RCom clarifies on reports of China bank filing insolvency case; stock tanks

STOCK MARKET – Reliance Communications tanked 6.37% to Rs 12.50 at 9:19 IST on BSE after the company issued a clarification on media reports that China development bank is filing insolvency case against the company.

Meanwhile, the S&P BSE Sensex was down 34.14 points or 0.1% at 33,690.30.

On the BSE, 9.73 lakh shares were traded on the counter so far as against the average daily volumes of 43.18 lakh shares in the past one quarter. The stock had hit a high of Rs 13 and a low of Rs 12.20 so far during the day. The stock had hit a 52-week high of Rs 41 on 6 April 2017 and a record low of Rs 9.60 on 15 November 2017.

Reliance Communications (RCom) issued a clarification to the stock exchanges after market hours yesterday, 27 November 2017, with regard to media news titled “China development bank files insolvency case against Reliance communications”. RCom said that the company has not been served any notice of the application filed by China Development Bank with NCLT, as reported in the media.

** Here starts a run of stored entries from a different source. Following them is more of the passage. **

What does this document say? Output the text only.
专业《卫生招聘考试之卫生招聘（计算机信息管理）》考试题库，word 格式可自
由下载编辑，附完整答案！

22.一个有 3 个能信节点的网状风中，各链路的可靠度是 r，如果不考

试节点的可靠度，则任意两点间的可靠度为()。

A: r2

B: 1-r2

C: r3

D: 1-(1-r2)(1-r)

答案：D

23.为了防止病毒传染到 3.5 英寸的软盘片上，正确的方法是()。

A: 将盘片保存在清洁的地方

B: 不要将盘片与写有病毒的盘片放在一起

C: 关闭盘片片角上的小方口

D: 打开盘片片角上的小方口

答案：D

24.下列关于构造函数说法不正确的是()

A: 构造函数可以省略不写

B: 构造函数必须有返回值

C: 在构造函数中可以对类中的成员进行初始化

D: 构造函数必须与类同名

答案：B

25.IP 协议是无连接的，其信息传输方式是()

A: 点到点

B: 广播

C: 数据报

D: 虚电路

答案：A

RCom is engaged through the joint lenders forum (JLF) with all its lenders for a successful resolution of the strategic debt restructuring (SDR) process. The China Development Bank has also been actively participating in the JLF. RCom said it is therefore, surprised by the untimely and premature action of the China Development Bank of filing an application at NCLT. RCom added that it continues to remain engaged with all lenders including the China Development Bank and is confident and committed to a full resolution with the support of all the lenders.

Separately, RCom said it has entered into a binding share purchase agreement with Pantel Technologies and Veecon Media & Television for sale of its subsidiary Reliance BIG TV (RBTV), engaged in the business of direct-to-home (DTH) services across India.

Pursuant to this transaction, the buyers will acquire the entire shareholding of RBTV with business on an “as-in, where is” basis, along with existing trade and contingent liabilities. The transaction will help to reduce the liability of unsecured creditors, benefitting all stakeholders, including lenders and shareholders of RCom. The transaction is in consonance with RCom’s stated objective to focus on B2B businesses of the new RCom, the company said in a statement.